Scientists say that thalidomide, a drug once commonly associated with birth defects, helps children and adolescents with Crohn’s disease.
Experts say that up to 1.2 million people in Europe and one-half million people in the United States have Crohn’s disease, an illness in which there is chronic inflammation of the digestive tract.
Around 25 percent of those with Crohn’s disease are children and teens and these cases tend to be more severe than those that develop after people have reached adulthood. In addition, it is not uncommon for children to either not tolerate treatment very well or to develop resistance to treatment. About 18 percent of all childhood cases will require the use of surgery within five year of when the disease begins.
Thalidomide is a drug which is used to treat inflammatory skin and mucous membrane diseases. It is perhaps more commonly recognized as being a drug which was associated with severe birth defects, like missing limbs, in the early 1960’s. It does, however, have other, safer applications than its previous use for nausea during pregnancy.
Marzia Lazzerini of the Institute for Maternal and Child Health in Trieste, Italy and her research team evaluated the safety and efficacy of one such use when they examined how well thalidomide could treat Crohn’s disease in children. The children studied were those with refractory disease, meaning that they had not responded to other common treatments.
The study, which was carried out between August 2008 and September 2012, included 56 children from six pediatric care centers located in Italy. The children were randomly assigned to receive a daily dose of either the drug thalidomide or an inactive placebo for a period of eight weeks.
The researchers evaluated how well the children responded to thalidomide by calculating their Pediatric Crohn’s Disease Activity Index (PCDAI). What they were looking for was a reduction in PCDAI of greater than or equal to 25 percent or greater than or equal to 75 percent at the four and eight week points, which would be considered to be indicative of clinical remission. Those who did not respond to the placebo treatment were then placed on thalidomide treatment for another eight weeks. Any child who responded to treatment with thalidomide was provided with another 52 weeks of therapy.

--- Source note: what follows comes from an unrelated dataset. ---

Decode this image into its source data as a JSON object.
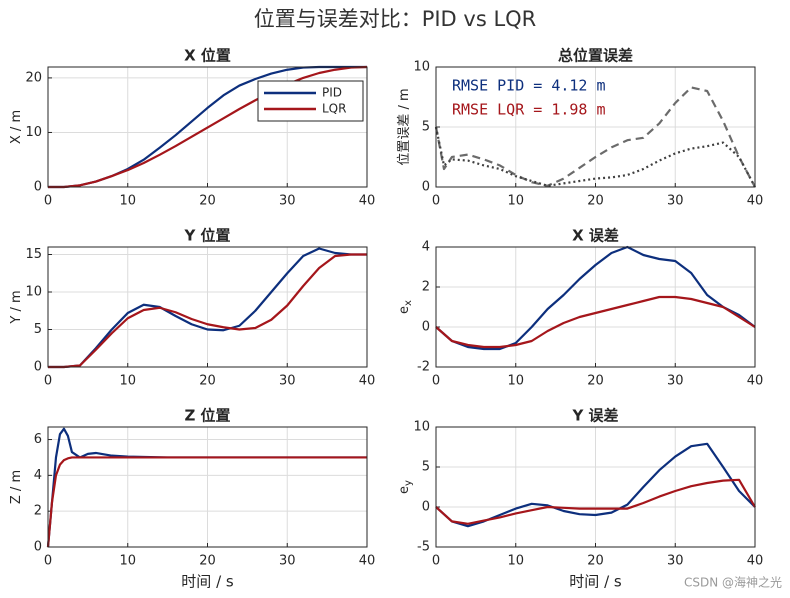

The team found that more of the children treated with thalidomide were able to achieve remission than those who received placebo (46.4 percent versus 11.5 percent). Although there was no difference in response rates at four weeks of treatment, the thalidomide group did better at eight weeks. Out of the placebo group who went on to receive thalidomide, 52.4 percent achieved remission of symptoms at eight weeks. Overall, 63.3 percent of those treated with thalidomide achieved remission of symptoms while 65.3 percent achieved at least a 75 percent response to the treatment.
The remission of the thalidomide-treated children’s symptoms lasted on average 181 weeks, compared to only 6.3 weeks for those who received an inactive placebo.
The results of the study appear in the November 27, 2013 issue of JAMA.